Wednesday, April 13, 2011

On my 7th birthday, we moved continents. I remember sulking the day before because I wanted to wear a skirt on the plane, and my mother insisted I wore jeans. I didn't like my jeans. They were flared, with embroidered flowers on them, and they were too dark a shade of blue. I had a lovely long purple skirt that I wanted to wear. I still remember my indignation, that horrible sense of powerlessness. I slammed the bathroom door when my mother told me that my purple skirt was packed, and I could not wear it. My mother slapped me for slamming the door. My face stung. I was furious. I really did not want to wear those jeans.



It was a night flight, I remember that. We were leaving my father. It was all quite sudden, but my mother tried hard to paint it as an adventure, whilst biting the skin around her thumbs so much they started to bleed. She had packed seven suitcases. She was bringing nothing else. My father was going to drive us to the airport, but he changed his mind. My mother called a taxi. I remember this. Then, apparently, my father left the room, went down to the cellar, loaded his rifle and came back up the stairs, where he dragged me off the sofa by my hair and told my mother as she sat with my brother that if she tried to leave him he would shoot me. I don't remember this at all. It is like a film stopped just after my mother called a cab, and then the film starts again at the airport. I know something bad happened, but as far as my memory is concerned, it is no more than white noise.

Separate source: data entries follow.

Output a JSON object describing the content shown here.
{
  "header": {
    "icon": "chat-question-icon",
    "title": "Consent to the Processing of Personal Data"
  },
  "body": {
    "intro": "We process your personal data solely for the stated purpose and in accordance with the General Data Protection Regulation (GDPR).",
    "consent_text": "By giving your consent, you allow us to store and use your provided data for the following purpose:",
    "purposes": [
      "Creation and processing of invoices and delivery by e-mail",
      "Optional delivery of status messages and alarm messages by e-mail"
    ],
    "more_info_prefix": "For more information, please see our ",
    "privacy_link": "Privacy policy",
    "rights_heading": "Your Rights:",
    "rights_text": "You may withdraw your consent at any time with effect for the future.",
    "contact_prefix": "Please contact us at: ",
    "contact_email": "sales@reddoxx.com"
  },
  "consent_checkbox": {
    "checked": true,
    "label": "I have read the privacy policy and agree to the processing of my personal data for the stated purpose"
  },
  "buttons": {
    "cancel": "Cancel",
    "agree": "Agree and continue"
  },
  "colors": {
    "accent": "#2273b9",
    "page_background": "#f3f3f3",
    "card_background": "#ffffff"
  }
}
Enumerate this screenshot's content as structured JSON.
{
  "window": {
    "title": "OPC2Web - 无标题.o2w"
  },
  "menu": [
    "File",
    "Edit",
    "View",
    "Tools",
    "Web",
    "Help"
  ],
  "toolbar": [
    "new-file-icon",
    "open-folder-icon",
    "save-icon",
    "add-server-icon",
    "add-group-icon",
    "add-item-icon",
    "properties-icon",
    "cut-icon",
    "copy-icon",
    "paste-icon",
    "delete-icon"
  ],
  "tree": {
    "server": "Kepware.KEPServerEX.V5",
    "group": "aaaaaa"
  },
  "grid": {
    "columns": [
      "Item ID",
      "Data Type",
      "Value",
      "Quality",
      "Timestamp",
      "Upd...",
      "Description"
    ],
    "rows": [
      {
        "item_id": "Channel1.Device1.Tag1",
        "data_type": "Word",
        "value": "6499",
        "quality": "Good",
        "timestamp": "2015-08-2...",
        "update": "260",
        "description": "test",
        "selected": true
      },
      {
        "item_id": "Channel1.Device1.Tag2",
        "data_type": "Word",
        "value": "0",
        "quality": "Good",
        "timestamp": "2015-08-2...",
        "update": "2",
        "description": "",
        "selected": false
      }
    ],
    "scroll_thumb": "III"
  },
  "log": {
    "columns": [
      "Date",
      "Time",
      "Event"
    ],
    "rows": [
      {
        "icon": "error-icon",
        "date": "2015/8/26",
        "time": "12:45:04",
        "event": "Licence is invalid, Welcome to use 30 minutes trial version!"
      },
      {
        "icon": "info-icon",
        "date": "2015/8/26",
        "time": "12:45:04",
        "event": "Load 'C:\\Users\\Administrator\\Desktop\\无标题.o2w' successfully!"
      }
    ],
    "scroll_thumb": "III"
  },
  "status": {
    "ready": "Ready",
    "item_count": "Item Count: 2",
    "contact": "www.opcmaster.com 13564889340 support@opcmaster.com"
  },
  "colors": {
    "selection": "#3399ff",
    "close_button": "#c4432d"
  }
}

When the film restarts, my father is at the airport too. He had cancelled the taxi, after my mother had made him believe that we were just going for a holiday, that we would be back, and had driven us to the airport. I doubt my mother had much choice but to let him. I remember very clearly the moment we left him, as we were going through customs; my mother crying and biting her thumbs, her face contorted, looking backwards at him, and my father standing, slumped, his back like a bracket, looking at her and at us and sobriety landing on him.



He wasn't crying. He looked lost and alone and very afraid.



It was nineteen years before I saw my father again, but at the time I really did believe we were just going on holiday.



I remember this, and I remember looking at my jeans and wishing that my mother had let me wear my floaty purple skirt.